Nikkei / Egyptian authorities are seeking Asian investment for a new cargo terminal at Port Said at the Mediterranean end of the Suez Canal. They have been in talks with Singapore’s PSA, but are considering possible offers from COSCO Shipping Ports, among others.
“We are awaiting a final masterplan of a new pier at East Port Said Port from Singapore’s PSA,” Suez Canal Authority Chairman Mohab Mamish told reporters in Suez on March 16. “The General Authority for Suez Canal Economic Zone is currently handling the negotiations efficiently with PSA.”
Mohamed Youssef, head of Egypt’s Holding Co. for Maritime and Land Transport, said the talks with PSA International “are on track,” dismissing media reports of a breakdown in negotiations. “PSA International is conducting technical, commercial and economic feasibility studies,” he said.
Analysts say a depreciated currency bodes well for Egypt’s investment climate in general. The new cargo terminal was estimated to cost 6 billion Egyptian pounds before the government floated the currency in November, equivalent to $675 million then, in a move to placate the International Monetary Fund from whom it was seeking a $12 billion three-year loan.
Since the currency float, the greenback has surged from 8.88 pounds to above 18 pounds and consequently, the cost of the cargo terminal has now more than halved to $330.7 million.
In 2016, Ahmed Darwish, Chairman of GASCEZ, and Wan Chee Foong, head of business development at PSA International, held a number of meetings to this end.
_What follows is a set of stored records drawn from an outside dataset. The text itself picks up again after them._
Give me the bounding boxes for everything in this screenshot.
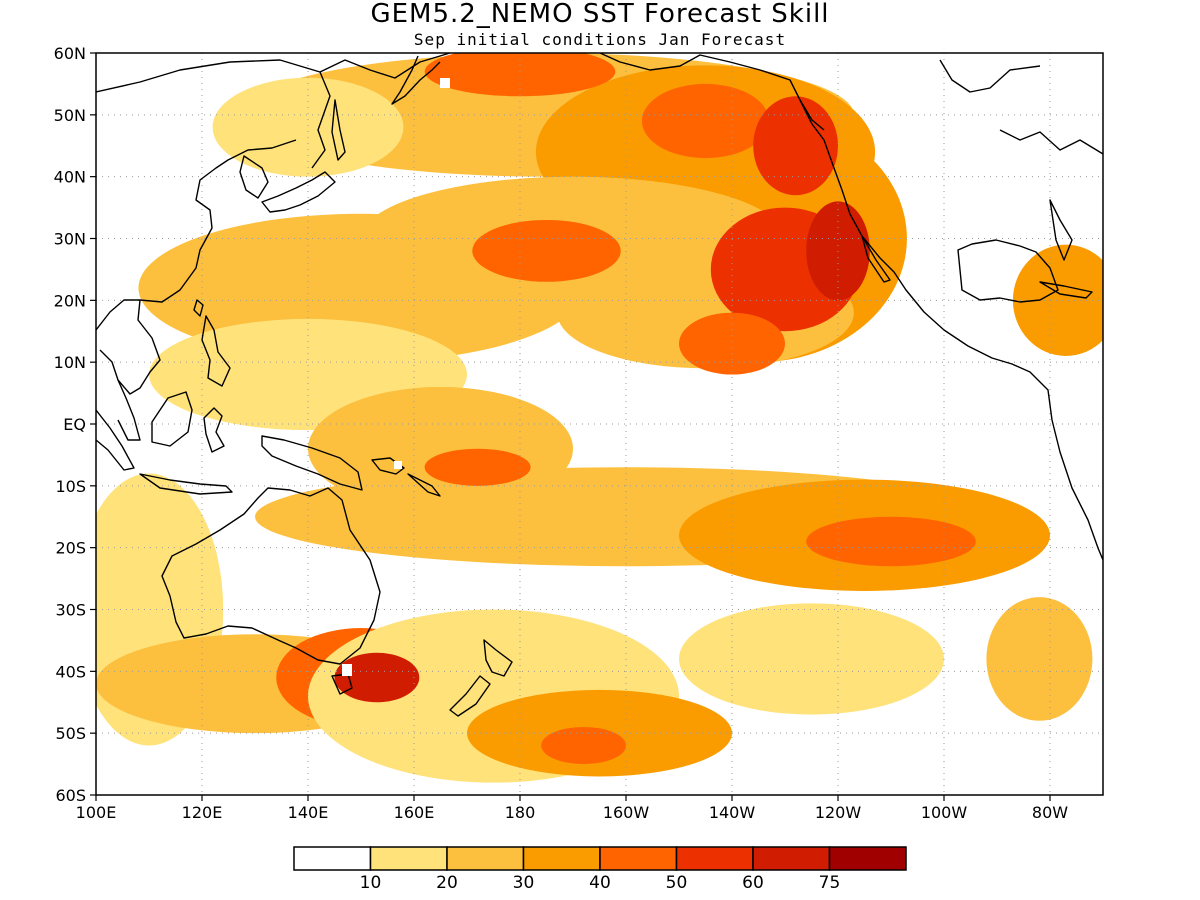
- coast-sumatra: [96, 409, 135, 471]
- colorbar-label: 75: [819, 873, 841, 893]
- coast-indochina: [99, 299, 161, 395]
- colorbar-label: 50: [666, 873, 688, 893]
- map-gridlines: [96, 53, 1103, 795]
- coast-taiwan: [193, 299, 204, 317]
- coastlines: [96, 53, 1103, 717]
- colorbar-swatch: [446, 846, 525, 871]
- colorbar-swatch: [828, 846, 907, 871]
- colorbar-label: 30: [513, 873, 535, 893]
- figure-subtitle: Sep initial conditions Jan Forecast: [414, 30, 786, 49]
- coast-sea-of-okhotsk: [311, 71, 331, 169]
- colorbar: 10 20 30 40 50 60 75: [293, 846, 907, 893]
- lat-tick-label: 50N: [54, 106, 86, 125]
- lon-tick-label: 160E: [394, 803, 435, 822]
- skill-region-16: [986, 597, 1093, 721]
- lon-tick-label: 80W: [1032, 803, 1068, 822]
- colorbar-swatch: [599, 846, 678, 871]
- lon-tick-label: 180: [505, 803, 536, 822]
- coast-kamchatka: [391, 55, 441, 105]
- coast-sulawesi: [203, 407, 225, 453]
- skill-shading: [96, 53, 1103, 783]
- colorbar-label: 20: [436, 873, 458, 893]
- lon-tick-label: 120W: [815, 803, 862, 822]
- coast-new-guinea: [261, 435, 363, 491]
- lat-tick-label: 30N: [54, 230, 86, 249]
- coast-canada-east: [999, 129, 1103, 155]
- missing-data-markers: [342, 65, 1001, 676]
- colorbar-swatch: [752, 846, 831, 871]
- skill-region-21: [753, 96, 838, 196]
- colorbar-swatch: [675, 846, 754, 871]
- lon-tick-label: 160W: [603, 803, 650, 822]
- colorbar-swatch: [293, 846, 372, 871]
- skill-region-28: [334, 652, 420, 703]
- colorbar-label: 40: [589, 873, 611, 893]
- lat-tick-label: 30S: [55, 601, 86, 620]
- coast-philippines: [201, 315, 231, 387]
- coast-borneo: [151, 391, 193, 447]
- coast-japan: [261, 171, 336, 213]
- longitude-axis: 100E 120E 140E 160E 180 160W 140W 120W 100W 80W: [76, 795, 1068, 822]
- lat-tick-label: 20S: [55, 539, 86, 558]
- skill-region-15: [679, 603, 944, 715]
- lon-tick-label: 100W: [921, 803, 968, 822]
- map-panel: [96, 53, 1103, 795]
- skill-region-24: [472, 219, 621, 282]
- skill-region-18: [212, 77, 404, 177]
- lat-tick-label: 20N: [54, 291, 86, 310]
- lon-tick-label: 120E: [182, 803, 223, 822]
- skill-region-20: [641, 83, 770, 159]
- lat-tick-label: 10S: [55, 477, 86, 496]
- lat-tick-label: 50S: [55, 724, 86, 743]
- coast-asia-north: [96, 53, 451, 93]
- skill-region-29: [541, 726, 626, 765]
- lat-tick-label: EQ: [63, 415, 86, 434]
- colorbar-swatch: [369, 846, 448, 871]
- coast-florida: [1049, 199, 1073, 261]
- coast-new-zealand: [449, 639, 513, 717]
- coast-gulf-of-mexico: [957, 239, 1059, 303]
- lon-tick-label: 140W: [709, 803, 756, 822]
- coast-sakhalin: [331, 99, 346, 161]
- coast-cuba: [1039, 281, 1093, 299]
- lat-tick-label: 10N: [54, 353, 86, 372]
- skill-region-19: [424, 53, 616, 97]
- colorbar-label: 60: [742, 873, 764, 893]
- lat-tick-label: 40N: [54, 168, 86, 187]
- figure-title: GEM5.2_NEMO SST Forecast Skill: [370, 0, 829, 29]
- coast-bismarck: [371, 457, 405, 475]
- skill-region-26: [424, 448, 531, 486]
- lat-tick-label: 60S: [55, 786, 86, 805]
- coast-baja: [861, 235, 891, 283]
- coast-china: [96, 139, 297, 331]
- coast-malay: [117, 379, 141, 441]
- colorbar-swatch: [522, 846, 601, 871]
- lon-tick-label: 140E: [288, 803, 329, 822]
- skill-region-17: [1012, 244, 1103, 356]
- coast-hudson: [939, 59, 1041, 93]
- coast-north-america-west: [799, 99, 1103, 561]
- skill-region-27: [806, 516, 976, 567]
- skill-region-23: [806, 201, 870, 301]
- latitude-axis: 60N 50N 40N 30N 20N 10N EQ 10S 20S 30S 40S 50S 60S: [54, 44, 96, 805]
- colorbar-label: 10: [360, 873, 382, 893]
- coast-solomons: [407, 473, 441, 497]
- coast-australia: [161, 487, 381, 665]
- lat-tick-label: 40S: [55, 662, 86, 681]
- lat-tick-label: 60N: [54, 44, 86, 63]
- skill-region-25: [679, 312, 785, 375]
- lon-tick-label: 100E: [76, 803, 117, 822]
- coast-korea: [239, 155, 269, 199]
- coast-java: [139, 473, 233, 495]
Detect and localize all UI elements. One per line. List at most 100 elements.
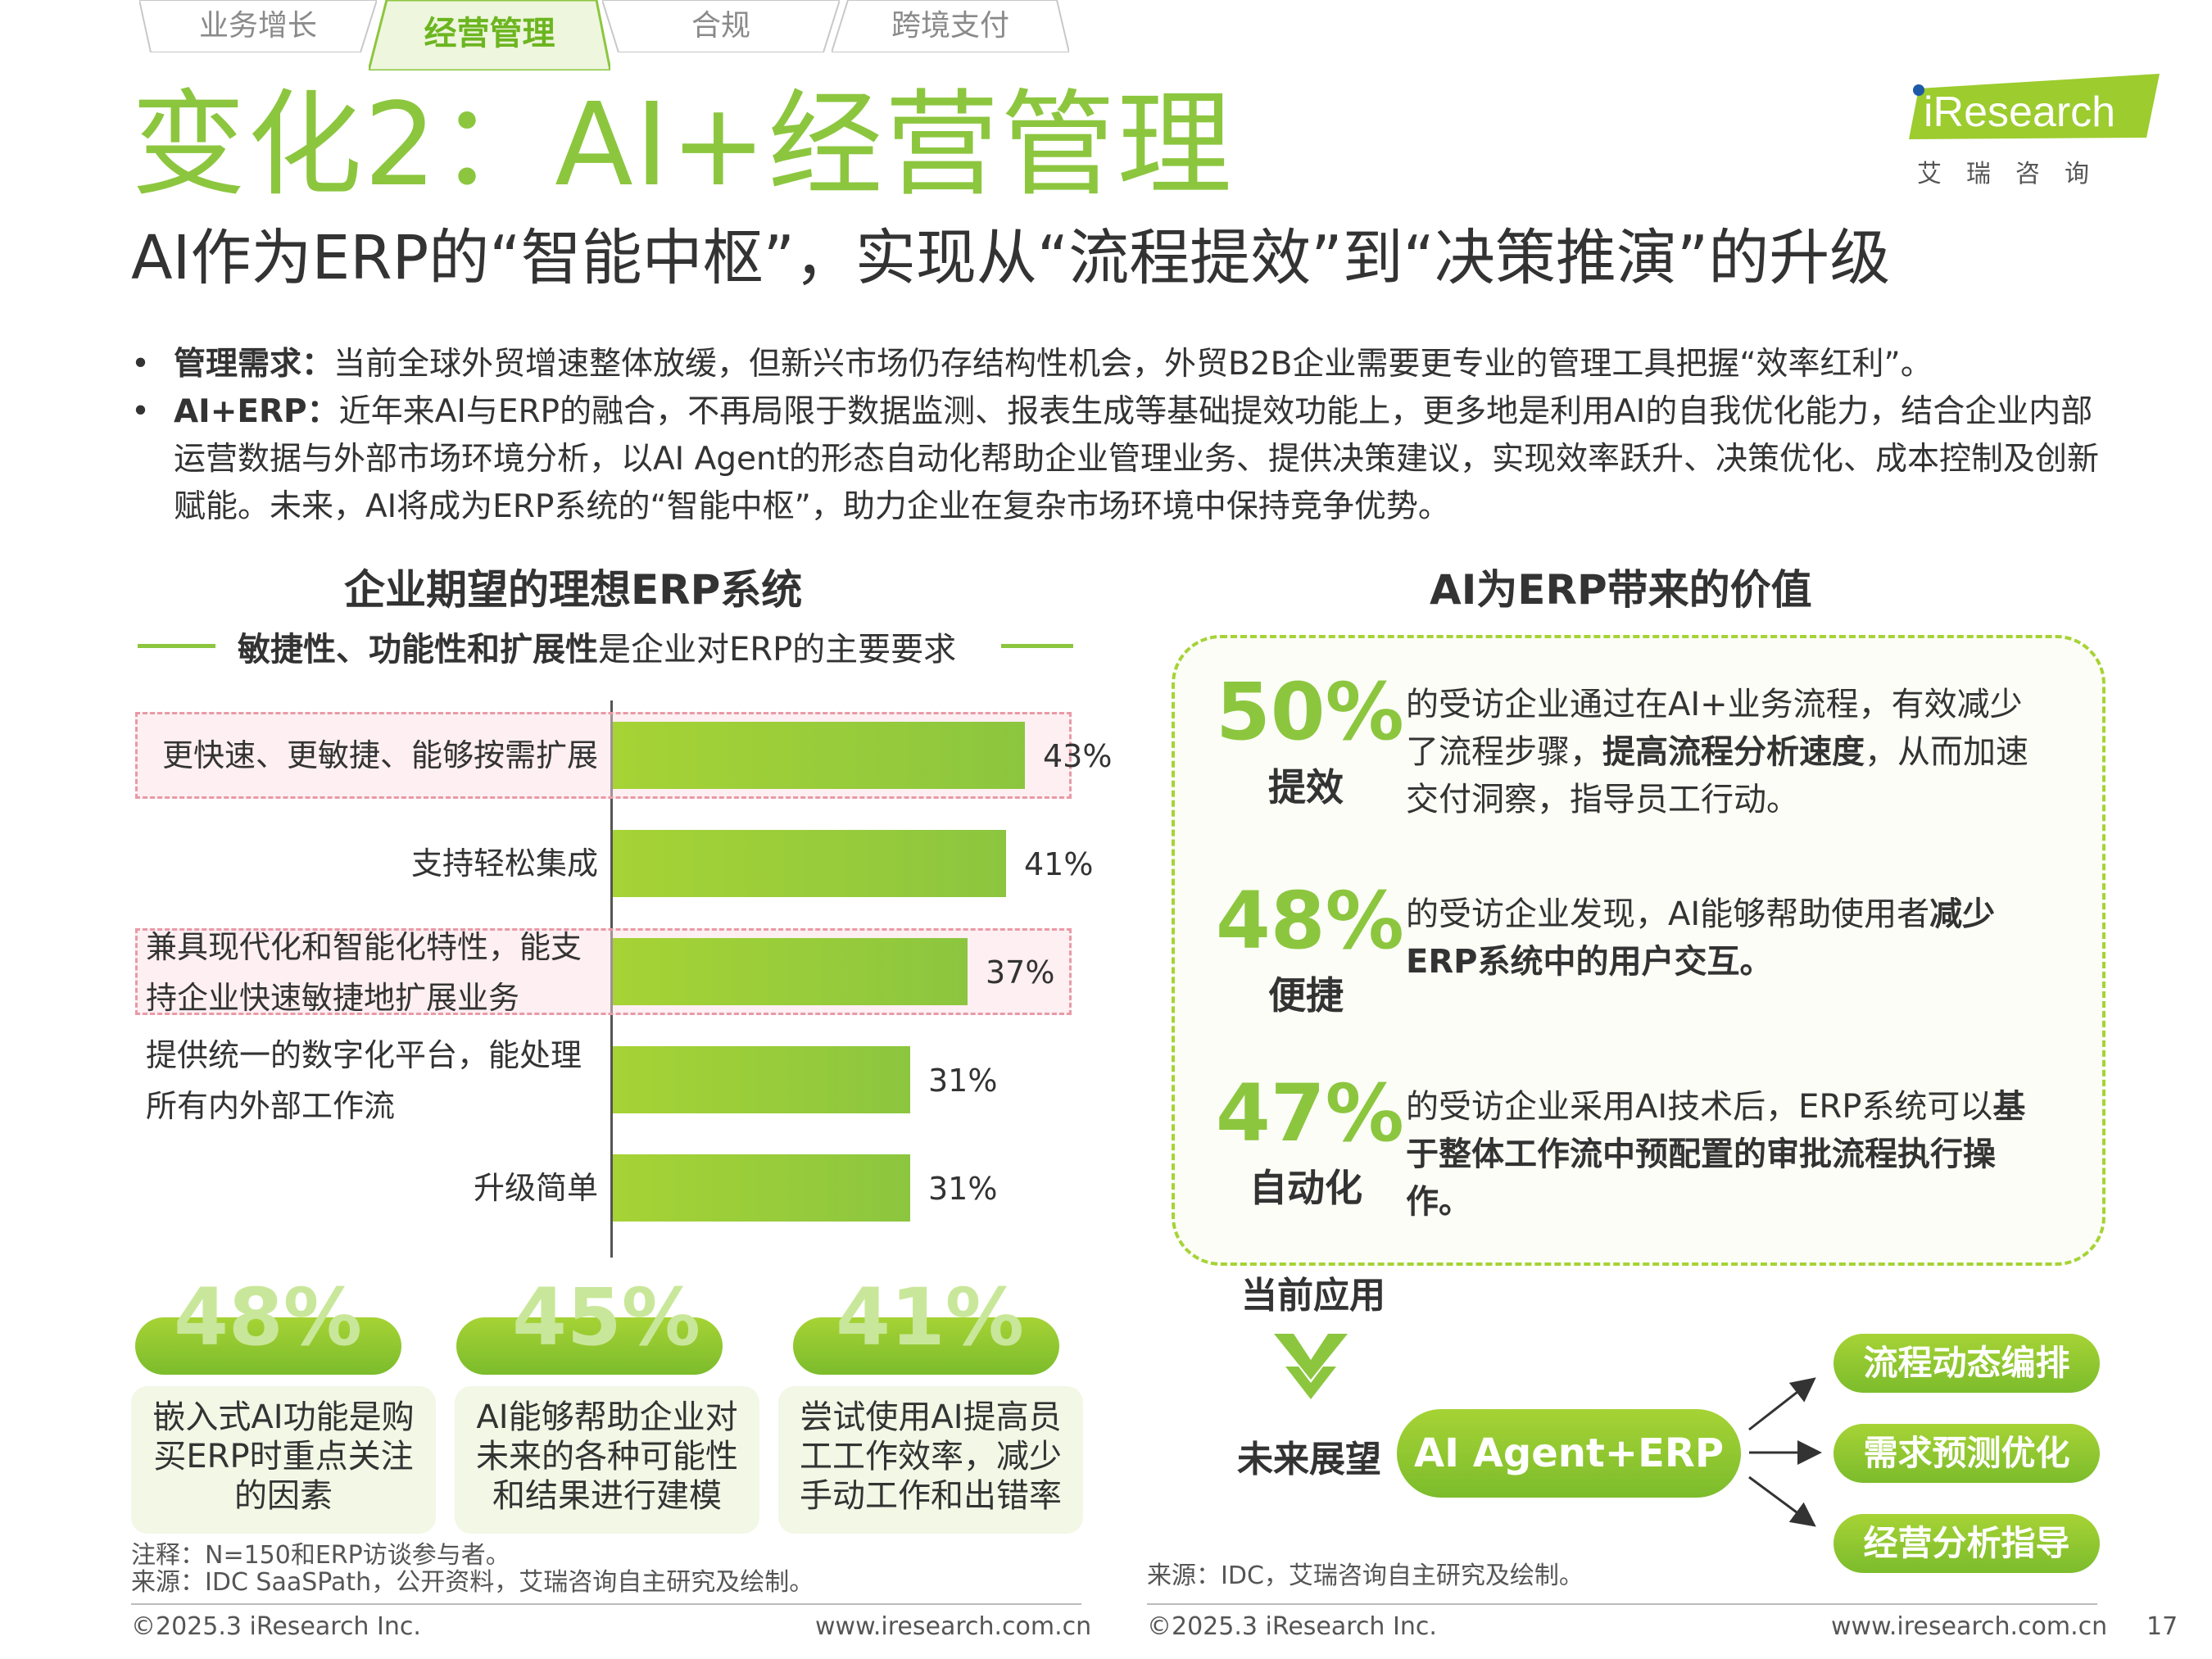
bar-category-label: 升级简单 [139, 1163, 598, 1213]
value-desc-bold: 提高流程分析速度 [1602, 733, 1865, 771]
chart-bar [613, 722, 1025, 789]
stat-card: AI能够帮助企业对 未来的各种可能性 和结果进行建模 [455, 1386, 759, 1534]
bullet-management-demand: • 管理需求：当前全球外贸增速整体放缓，但新兴市场仍存结构性机会，外贸B2B企业… [131, 341, 2114, 388]
footer-url: www.iresearch.com.cn [815, 1612, 1092, 1641]
bar-category-line: 所有内外部工作流 [146, 1088, 396, 1124]
footer-divider [131, 1603, 1081, 1605]
stat-pill [135, 1317, 401, 1375]
left-section-title: 企业期望的理想ERP系统 [344, 566, 803, 614]
logo-graphic: iResearch 艾瑞咨询 [1909, 74, 2160, 188]
bullet-dot: • [131, 346, 151, 383]
value-desc-text: 的受访企业采用AI技术后，ERP系统可以 [1406, 1088, 1993, 1126]
requirement-rest: 是企业对ERP的主要要求 [598, 631, 957, 669]
stat-desc-line: 未来的各种可能性 [476, 1438, 738, 1475]
page-number: 17 [2146, 1612, 2178, 1641]
tab-shape [369, 0, 610, 70]
tab-operations-management[interactable]: 经营管理 [369, 0, 610, 70]
value-desc-bold: 基于整体工作流中预配置的审批流程执行操作。 [1406, 1088, 2026, 1221]
app-process-orchestration: 流程动态编排 [1834, 1334, 2100, 1393]
ai-value-panel: 50% 提效 的受访企业通过在AI+业务流程，有效减少了流程步骤，提高流程分析速… [1172, 635, 2105, 1266]
footer-url: www.iresearch.com.cn [1831, 1612, 2108, 1641]
ai-agent-erp-pill: AI Agent+ERP [1397, 1409, 1741, 1498]
value-desc: 的受访企业通过在AI+业务流程，有效减少了流程步骤，提高流程分析速度，从而加速交… [1406, 681, 2053, 823]
bar-category-label: 兼具现代化和智能化特性，能支 持企业快速敏捷地扩展业务 [146, 922, 605, 1023]
value-label: 自动化 [1249, 1166, 1362, 1210]
page-title: 变化2：AI+经营管理 [131, 79, 1234, 212]
right-source: 来源：IDC，艾瑞咨询自主研究及绘制。 [1147, 1562, 1584, 1590]
stat-pill [456, 1317, 723, 1375]
stat-desc-line: 买ERP时重点关注 [153, 1438, 414, 1475]
page-subtitle: AI作为ERP的“智能中枢”，实现从“流程提效”到“决策推演”的升级 [131, 223, 1891, 293]
bullet-dot: • [131, 393, 151, 430]
chart-bar [613, 1046, 910, 1113]
svg-text:iResearch: iResearch [1924, 88, 2115, 136]
bar-value-label: 43% [1043, 738, 1113, 774]
stat-desc-line: 和结果进行建模 [492, 1477, 722, 1515]
tab-shape [832, 0, 1069, 52]
bar-category-line: 兼具现代化和智能化特性，能支 [146, 929, 582, 965]
svg-text:艾瑞咨询: 艾瑞咨询 [1917, 160, 2114, 188]
tab-label: 合规 [691, 9, 750, 43]
bar-value-label: 37% [986, 954, 1055, 990]
bar-value-label: 31% [928, 1171, 998, 1207]
stat-card: 尝试使用AI提高员 工工作效率，减少 手动工作和出错率 [778, 1386, 1083, 1534]
stat-desc-line: 嵌入式AI功能是购 [152, 1398, 415, 1436]
tab-business-growth[interactable]: 业务增长 [139, 0, 377, 52]
tab-shape [602, 0, 840, 52]
bar-category-line: 支持轻松集成 [410, 845, 598, 882]
value-pct: 47% [1216, 1067, 1404, 1159]
tab-label: 经营管理 [424, 15, 555, 52]
bar-category-line: 更快速、更敏捷、能够按需扩展 [161, 737, 598, 773]
bar-value-label: 41% [1024, 846, 1094, 882]
value-desc: 的受访企业采用AI技术后，ERP系统可以基于整体工作流中预配置的审批流程执行操作… [1406, 1083, 2053, 1226]
footer-copyright: ©2025.3 iResearch Inc. [1147, 1612, 1437, 1641]
chart-bar [613, 830, 1006, 897]
tab-label: 跨境支付 [891, 9, 1009, 43]
app-demand-forecast: 需求预测优化 [1834, 1424, 2100, 1483]
value-desc-text: ，从而加速交付洞察，指导员工行动。 [1406, 733, 2028, 818]
chevron-down-icon [1274, 1334, 1348, 1399]
divider-line [138, 644, 215, 648]
arrows-graphic [1748, 1377, 1822, 1527]
bullet-ai-erp: • AI+ERP：近年来AI与ERP的融合，不再局限于数据监测、报表生成等基础提… [131, 388, 2114, 531]
footer-divider [1147, 1603, 2097, 1605]
chart-axis [610, 700, 613, 1258]
bullet-text: 当前全球外贸增速整体放缓，但新兴市场仍存结构性机会，外贸B2B企业需要更专业的管… [333, 346, 1933, 383]
requirement-bold: 敏捷性、功能性和扩展性 [238, 631, 598, 669]
value-desc-bold: 减少ERP系统中的用户交互。 [1406, 895, 1996, 981]
left-note: 注释：N=150和ERP访谈参与者。 [131, 1541, 510, 1570]
tab-compliance[interactable]: 合规 [602, 0, 840, 52]
erp-expectation-bar-chart: 43% 更快速、更敏捷、能够按需扩展 41% 支持轻松集成 37% 兼具现代化和智能化特性… [131, 700, 1112, 1258]
stat-pill [793, 1317, 1059, 1375]
tab-cross-border-payment[interactable]: 跨境支付 [832, 0, 1069, 52]
app-business-analysis: 经营分析指导 [1834, 1514, 2100, 1573]
stat-value: 41% [836, 1271, 1024, 1363]
chart-bar [613, 938, 968, 1005]
intro-bullets: • 管理需求：当前全球外贸增速整体放缓，但新兴市场仍存结构性机会，外贸B2B企业… [131, 341, 2114, 531]
bar-category-line: 提供统一的数字化平台，能处理 [146, 1037, 582, 1073]
value-desc: 的受访企业发现，AI能够帮助使用者减少ERP系统中的用户交互。 [1406, 891, 2053, 986]
current-application-label: 当前应用 [1229, 1266, 1398, 1318]
stat-desc-line: AI能够帮助企业对 [476, 1398, 738, 1436]
stat-desc-line: 工工作效率，减少 [800, 1438, 1062, 1475]
stat-value: 48% [174, 1271, 362, 1363]
value-pct: 50% [1216, 666, 1404, 758]
value-pct: 48% [1216, 875, 1404, 967]
bar-category-label: 支持轻松集成 [139, 838, 598, 889]
bullet-label: 管理需求： [174, 346, 334, 383]
tab-shape [139, 0, 377, 52]
tab-label: 业务增长 [198, 9, 317, 43]
divider-line [1001, 644, 1073, 648]
bar-category-label: 更快速、更敏捷、能够按需扩展 [139, 730, 598, 781]
future-outlook-label: 未来展望 [1237, 1439, 1381, 1480]
bullet-label: AI+ERP： [174, 393, 339, 430]
stat-desc-line: 的因素 [234, 1477, 333, 1515]
chart-bar [613, 1154, 910, 1222]
right-section-title: AI为ERP带来的价值 [1430, 566, 1812, 614]
value-label: 便捷 [1268, 973, 1344, 1018]
value-desc-text: 的受访企业通过在AI+业务流程，有效减少了流程步骤， [1406, 686, 2023, 771]
bar-value-label: 31% [928, 1063, 998, 1099]
bar-category-line: 持企业快速敏捷地扩展业务 [146, 980, 520, 1016]
iresearch-logo: iResearch 艾瑞咨询 [1909, 69, 2171, 200]
stat-value: 45% [512, 1271, 700, 1363]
Egyptian officials said the planned 2,000 sq. m. cargo terminal would have a 20-meter draft.
In November 2015, SCA and PSA signed a memorandum of understanding to conduct a study on the construction and management of a cargo terminal at East Port Said Port, as part of Egypt’s ambitious Suez Canal redevelopment.
A PSA International spokesperson made it clear that his company “is keen to explore port development opportunities in Egypt” and discussions are “ongoing.” When contacted by Nikkei Asian Review, the spokesperson said that there is “no change” in its current position.
To Singapore government-owned PSA, the expansion of its global port network has been a core growth strategy since its maiden overseas foray into Dalian, China, in 1996. Today it has stakes in around 40 terminals in 16 countries.